Blame Joe Meno. I was going through a period of obsession with his work because I enjoyed The Boy Detective Fails so much. This happens when I find someone new whose work sparks something, a need for more. Hairstyles of the Damned came next. I read that in a few days, turning the pages until my eyes ached. This sort of creative infatuation ensured I wanted to hear what Joe had to say about his work. I searched all the interviews I could, finding out about his writing. In one interview, when asked his favourite book, Joe Meno mentioned one specific title: Zazie dans le Métro.

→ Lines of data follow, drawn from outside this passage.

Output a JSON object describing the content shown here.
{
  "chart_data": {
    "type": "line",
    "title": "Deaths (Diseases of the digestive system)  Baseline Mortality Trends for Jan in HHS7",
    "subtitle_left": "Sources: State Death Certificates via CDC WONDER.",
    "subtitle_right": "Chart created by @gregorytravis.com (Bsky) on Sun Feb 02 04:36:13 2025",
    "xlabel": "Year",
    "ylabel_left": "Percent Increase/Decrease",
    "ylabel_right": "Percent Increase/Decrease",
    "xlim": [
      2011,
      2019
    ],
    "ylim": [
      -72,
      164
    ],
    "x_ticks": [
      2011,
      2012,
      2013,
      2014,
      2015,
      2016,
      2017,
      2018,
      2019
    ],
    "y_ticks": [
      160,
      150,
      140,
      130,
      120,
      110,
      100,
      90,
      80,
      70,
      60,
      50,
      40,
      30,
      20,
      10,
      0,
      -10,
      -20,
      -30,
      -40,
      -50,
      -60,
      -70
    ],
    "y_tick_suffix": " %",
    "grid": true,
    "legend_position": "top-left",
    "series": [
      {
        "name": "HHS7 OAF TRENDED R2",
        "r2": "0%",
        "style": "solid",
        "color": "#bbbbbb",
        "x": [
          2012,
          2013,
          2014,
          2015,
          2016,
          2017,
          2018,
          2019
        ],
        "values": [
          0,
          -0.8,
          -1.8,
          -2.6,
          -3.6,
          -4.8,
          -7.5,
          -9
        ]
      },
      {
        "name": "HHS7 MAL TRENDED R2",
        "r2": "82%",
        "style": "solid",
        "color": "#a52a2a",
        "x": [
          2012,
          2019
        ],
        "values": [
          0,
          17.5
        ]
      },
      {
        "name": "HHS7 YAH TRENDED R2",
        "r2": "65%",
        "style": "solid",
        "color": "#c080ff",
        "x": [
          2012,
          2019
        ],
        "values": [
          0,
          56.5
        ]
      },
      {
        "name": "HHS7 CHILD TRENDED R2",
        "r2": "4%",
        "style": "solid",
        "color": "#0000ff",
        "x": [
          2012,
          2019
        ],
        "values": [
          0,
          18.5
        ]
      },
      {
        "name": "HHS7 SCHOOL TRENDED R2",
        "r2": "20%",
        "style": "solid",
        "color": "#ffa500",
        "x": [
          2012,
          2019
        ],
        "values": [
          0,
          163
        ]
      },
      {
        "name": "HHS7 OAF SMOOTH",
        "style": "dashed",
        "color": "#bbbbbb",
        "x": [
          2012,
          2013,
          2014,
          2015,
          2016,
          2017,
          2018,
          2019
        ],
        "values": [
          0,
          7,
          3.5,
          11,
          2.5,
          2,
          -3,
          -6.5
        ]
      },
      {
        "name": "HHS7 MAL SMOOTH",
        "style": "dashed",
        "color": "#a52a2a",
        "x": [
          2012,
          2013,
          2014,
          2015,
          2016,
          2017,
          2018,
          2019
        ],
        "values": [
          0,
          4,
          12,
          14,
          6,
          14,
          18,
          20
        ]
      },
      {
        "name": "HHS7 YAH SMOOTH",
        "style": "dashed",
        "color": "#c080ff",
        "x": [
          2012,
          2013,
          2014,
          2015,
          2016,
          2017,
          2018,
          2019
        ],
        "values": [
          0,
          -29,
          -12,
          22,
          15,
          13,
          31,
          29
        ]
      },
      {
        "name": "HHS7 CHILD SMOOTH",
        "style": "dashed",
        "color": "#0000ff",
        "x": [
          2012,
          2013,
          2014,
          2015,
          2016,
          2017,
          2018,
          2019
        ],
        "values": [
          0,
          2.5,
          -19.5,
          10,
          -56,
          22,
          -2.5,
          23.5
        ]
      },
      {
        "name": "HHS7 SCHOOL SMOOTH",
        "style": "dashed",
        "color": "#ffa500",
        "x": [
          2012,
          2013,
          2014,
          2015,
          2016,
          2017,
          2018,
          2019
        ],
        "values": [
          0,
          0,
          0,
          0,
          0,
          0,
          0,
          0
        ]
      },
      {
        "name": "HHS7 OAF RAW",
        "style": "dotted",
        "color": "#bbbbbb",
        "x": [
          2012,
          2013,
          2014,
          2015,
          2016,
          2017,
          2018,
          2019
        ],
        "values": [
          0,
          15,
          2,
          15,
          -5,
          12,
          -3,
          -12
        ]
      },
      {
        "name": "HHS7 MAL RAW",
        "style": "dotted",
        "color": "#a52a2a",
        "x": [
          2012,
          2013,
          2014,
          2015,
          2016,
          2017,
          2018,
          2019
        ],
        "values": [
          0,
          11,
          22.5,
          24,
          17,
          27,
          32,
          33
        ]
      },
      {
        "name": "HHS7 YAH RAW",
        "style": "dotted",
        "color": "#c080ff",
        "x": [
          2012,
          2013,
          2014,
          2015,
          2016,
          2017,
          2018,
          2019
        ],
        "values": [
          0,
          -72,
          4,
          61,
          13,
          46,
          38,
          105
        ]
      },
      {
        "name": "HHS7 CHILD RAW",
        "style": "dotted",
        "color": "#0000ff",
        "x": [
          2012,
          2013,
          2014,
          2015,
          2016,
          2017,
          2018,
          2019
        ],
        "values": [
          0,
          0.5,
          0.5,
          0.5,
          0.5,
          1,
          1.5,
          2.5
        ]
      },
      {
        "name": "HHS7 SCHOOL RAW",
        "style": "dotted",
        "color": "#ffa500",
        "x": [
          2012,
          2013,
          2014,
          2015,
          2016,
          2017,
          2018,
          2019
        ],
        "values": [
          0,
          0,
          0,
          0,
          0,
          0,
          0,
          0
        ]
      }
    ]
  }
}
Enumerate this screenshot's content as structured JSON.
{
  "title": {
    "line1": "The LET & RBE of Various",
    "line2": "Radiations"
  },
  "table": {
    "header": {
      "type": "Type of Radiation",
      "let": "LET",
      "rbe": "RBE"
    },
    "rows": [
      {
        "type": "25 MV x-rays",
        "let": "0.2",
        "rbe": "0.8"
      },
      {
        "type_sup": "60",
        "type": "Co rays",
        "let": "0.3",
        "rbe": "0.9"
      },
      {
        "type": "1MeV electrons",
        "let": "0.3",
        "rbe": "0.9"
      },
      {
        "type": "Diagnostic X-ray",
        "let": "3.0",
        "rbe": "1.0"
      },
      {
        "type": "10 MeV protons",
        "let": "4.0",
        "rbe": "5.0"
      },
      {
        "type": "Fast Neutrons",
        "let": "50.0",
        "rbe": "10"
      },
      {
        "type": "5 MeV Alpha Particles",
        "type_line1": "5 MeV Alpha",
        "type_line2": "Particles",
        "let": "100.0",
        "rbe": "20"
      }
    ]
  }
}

I had flashbacks to French lessons at Cumbernauld High School, a dreadful affair that involved me asking every week if Petit Filous really helped make bones stronger. My teacher, a Frenchwoman who was rumoured to come from Swindon, must have despaired. The fact Joe Meno’s favourite book was an obscure French novel from the ’60s wasn’t going to put me off. Immediately, I checked the availability, finding a copy of it at Blackwells in Edinburgh. A few seconds later, without even reading the blurb, I ordered the book. Then I forgot. This happens quite often.
A few days later, a package dropped onto the mat. I checked and suddenly realised it was the book Joe Meno rated above all others. Well, I thought, this better not be shit. It was a Penguin Classic, which helped sell it to me. Someone out there, not Joe Meno, obviously regarded this book as something special, at least enough to put it out under the Classics imprint. After boiling the kettle and rolling my next door neighbour leaving their dog in the house all day again, I started reading.
Zazie dans le Métro tells the story of young teen Zazie’s trip to see her uncle (a drag queen) and his beautiful wife while her mother visits her lover for the weekend. This is Zazie’s opportunity to finally see The Métro, something that obsesses her intensely. Sadly for Zazie, she happens to visit in the middle of a strike. Thus begins a fantastical adventure full of fun and silliness – and lots of swearing. Zazie loves to swear. A foul-mouthed brat and a trickster, she makes things happen…
The first thing I noticed about the English translation is how inventive the writing is. Not in the way the story is told, but in the language used. Raymond Queneau is incredibly inventive with words, but in a way that’s playful rather than smug. Somehow, I felt at a disadvantage that I couldn’t just read the original French version of the novel. I bet it’s much better than what the translator had to reinvent. But you just know Paris won’t be the same now Zazie is running amok.
The book hasn’t got much of a plot to speak of, so I won’t. But what pulls you along are the characters. Queneau has populated Paris with strange, smart, savvy, and outlandish people. Her Uncle Gabriel, in particular, is a delight. Albertine. Trouscallion. Truandot. They all stay around after the final page is turned. The book is inventive enough to succeed, even though it could have been incredibly off-putting. Have you ever read a book where the author tries to invent a new language just so the characters speak in their own lexicon? Without giving specific examples, it can be a slog. Not everyone can speak like Zazie. Not every author can create something new but still readable as Nadsat.
The novel being a smash hit in France meant there had to be a film. The French don’t make movies, they make film. But how could a book like this ever be translated from literary to the visual? Louis Malle, one of the most celebrated makers of film ever to emerge from the French New Wave apparently managed it, or so I read online. I bought a box set from Fopp in Glasgow and decided to see how he tacked the book. Honestly? I was astonished. It’s like watching a live action cartoon, a pure Pop Art extravaganza. Paris is beautiful, of course. Even Michael Winner would struggle to make it look like shit, but Louis Malle makes it dreamy, speeding up shots, slowing the down again. The inventiveness of the novel is equalled onscreen, but in a totally different way. I might have enjoyed it more than the book it came from, actually,
Really, Zazie dans le Métro fully deserves the classic status the readers bestowed on it. The film, likewise. Read the book. See the film. Throw yourself into a brighter, sillier version of Paris. If not because I say so, then because of Joe Meno. Did I say he’s an awfully good writer?